Et c’est ce que « le Portugal a fait immédiatement, conjointement avec la Grèce, les Pays-Bas, le Luxembourg, la Slovénie », une initiative que le MAE affirme ne présenter « rien d’inédit, puisque le Portugal avait déjà pris cette position unilatéralement le 23 décembre, via le MAE, avec ces publications sur le réseau social X en solidarité avec le Danemark et la population groenlandaise : https://archive.ph/TT7Wl et https://archive.ph/8N7ap
Pour sa part, la campagne de Gouveia e Melo clarifie que les deux déclarations du candidat sont vraies. « Le Portugal n’a pas signé la version initiale, c’est vrai, car il n’apparaît pas dans la liste des signataires, il s’y est rallié plus tard, et c’est pourquoi Gouveia e Melo a approuvé la remarque de Carlos Daniel », a expliqué à Lusa Nuno Saraiva, collaborateur de la campagne.

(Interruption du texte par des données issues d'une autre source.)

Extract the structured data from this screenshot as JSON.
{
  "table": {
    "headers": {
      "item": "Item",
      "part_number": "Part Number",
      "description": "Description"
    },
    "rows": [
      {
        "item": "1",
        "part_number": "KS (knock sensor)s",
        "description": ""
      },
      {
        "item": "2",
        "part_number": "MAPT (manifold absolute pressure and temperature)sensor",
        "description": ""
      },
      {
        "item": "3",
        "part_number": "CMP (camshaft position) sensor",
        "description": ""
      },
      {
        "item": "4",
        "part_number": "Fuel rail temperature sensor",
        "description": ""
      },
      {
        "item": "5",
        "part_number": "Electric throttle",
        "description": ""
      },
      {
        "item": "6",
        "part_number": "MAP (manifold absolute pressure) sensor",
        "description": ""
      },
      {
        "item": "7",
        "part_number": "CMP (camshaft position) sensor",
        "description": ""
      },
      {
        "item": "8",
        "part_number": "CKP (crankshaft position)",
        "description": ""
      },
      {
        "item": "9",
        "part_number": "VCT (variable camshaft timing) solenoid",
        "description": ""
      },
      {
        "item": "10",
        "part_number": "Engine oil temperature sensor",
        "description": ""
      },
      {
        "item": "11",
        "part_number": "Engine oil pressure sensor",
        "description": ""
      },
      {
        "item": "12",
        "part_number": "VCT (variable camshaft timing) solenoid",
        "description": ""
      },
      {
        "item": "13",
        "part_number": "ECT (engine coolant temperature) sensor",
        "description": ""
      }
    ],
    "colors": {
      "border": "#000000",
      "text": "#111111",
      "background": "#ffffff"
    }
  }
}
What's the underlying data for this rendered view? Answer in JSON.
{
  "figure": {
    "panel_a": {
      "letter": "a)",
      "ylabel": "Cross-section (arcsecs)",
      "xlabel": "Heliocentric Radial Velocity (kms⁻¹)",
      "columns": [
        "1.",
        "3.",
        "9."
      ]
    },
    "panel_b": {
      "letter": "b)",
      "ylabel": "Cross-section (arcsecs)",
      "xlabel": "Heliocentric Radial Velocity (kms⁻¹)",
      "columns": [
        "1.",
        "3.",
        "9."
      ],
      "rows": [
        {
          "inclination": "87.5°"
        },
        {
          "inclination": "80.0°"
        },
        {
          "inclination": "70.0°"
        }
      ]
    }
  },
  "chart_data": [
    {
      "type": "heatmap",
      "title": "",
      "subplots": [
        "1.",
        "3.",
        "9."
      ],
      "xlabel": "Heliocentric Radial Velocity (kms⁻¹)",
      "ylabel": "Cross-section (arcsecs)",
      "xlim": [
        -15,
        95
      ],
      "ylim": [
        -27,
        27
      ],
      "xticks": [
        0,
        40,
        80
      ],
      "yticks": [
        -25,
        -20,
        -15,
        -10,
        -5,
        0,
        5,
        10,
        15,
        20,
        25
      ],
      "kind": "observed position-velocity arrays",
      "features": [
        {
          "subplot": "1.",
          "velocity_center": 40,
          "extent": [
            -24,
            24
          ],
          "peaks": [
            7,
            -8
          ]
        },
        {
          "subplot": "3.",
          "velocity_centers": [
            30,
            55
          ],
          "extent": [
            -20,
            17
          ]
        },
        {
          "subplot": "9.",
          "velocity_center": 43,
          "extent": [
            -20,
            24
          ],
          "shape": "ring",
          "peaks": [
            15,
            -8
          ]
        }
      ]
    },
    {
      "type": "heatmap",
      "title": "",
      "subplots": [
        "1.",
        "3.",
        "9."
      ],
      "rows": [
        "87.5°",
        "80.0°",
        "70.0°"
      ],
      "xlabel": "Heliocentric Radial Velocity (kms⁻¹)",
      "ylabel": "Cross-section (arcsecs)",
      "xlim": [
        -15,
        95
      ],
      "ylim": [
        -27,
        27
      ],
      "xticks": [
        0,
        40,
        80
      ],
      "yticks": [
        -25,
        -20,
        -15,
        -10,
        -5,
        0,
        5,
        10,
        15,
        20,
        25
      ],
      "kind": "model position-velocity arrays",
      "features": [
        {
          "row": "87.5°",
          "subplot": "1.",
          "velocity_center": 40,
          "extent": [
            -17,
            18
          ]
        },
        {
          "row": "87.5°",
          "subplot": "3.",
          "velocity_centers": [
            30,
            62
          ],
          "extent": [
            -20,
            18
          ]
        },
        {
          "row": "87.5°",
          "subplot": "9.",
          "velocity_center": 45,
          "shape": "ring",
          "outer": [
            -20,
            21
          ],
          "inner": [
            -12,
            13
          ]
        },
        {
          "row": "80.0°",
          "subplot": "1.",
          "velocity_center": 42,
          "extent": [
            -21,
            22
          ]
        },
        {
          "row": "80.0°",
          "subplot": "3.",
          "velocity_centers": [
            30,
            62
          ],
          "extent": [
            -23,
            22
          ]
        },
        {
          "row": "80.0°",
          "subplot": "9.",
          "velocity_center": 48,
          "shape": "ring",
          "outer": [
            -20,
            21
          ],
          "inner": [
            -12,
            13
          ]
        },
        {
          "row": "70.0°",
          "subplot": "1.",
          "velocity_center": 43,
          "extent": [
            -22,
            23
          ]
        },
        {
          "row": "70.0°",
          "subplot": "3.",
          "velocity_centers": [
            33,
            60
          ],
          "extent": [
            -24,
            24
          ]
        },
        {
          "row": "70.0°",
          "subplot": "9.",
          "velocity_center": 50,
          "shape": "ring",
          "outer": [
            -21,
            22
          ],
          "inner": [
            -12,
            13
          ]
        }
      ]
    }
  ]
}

Évaluation Lusa Verifica : Vrai, mais
Il est vrai que « le Portugal n’a pas signé la position de force des principaux pays européens » concernant les menaces d’annexion du Groenland formulées par le président américain, comme l’a affirmé le candidat présidentiel Gouveia e Melo, mais il est également vrai que le pays la souscrit peu après, comme l’a annoncé le Premier ministre, Luís Montenegro, environ trois heures après la diffusion du document.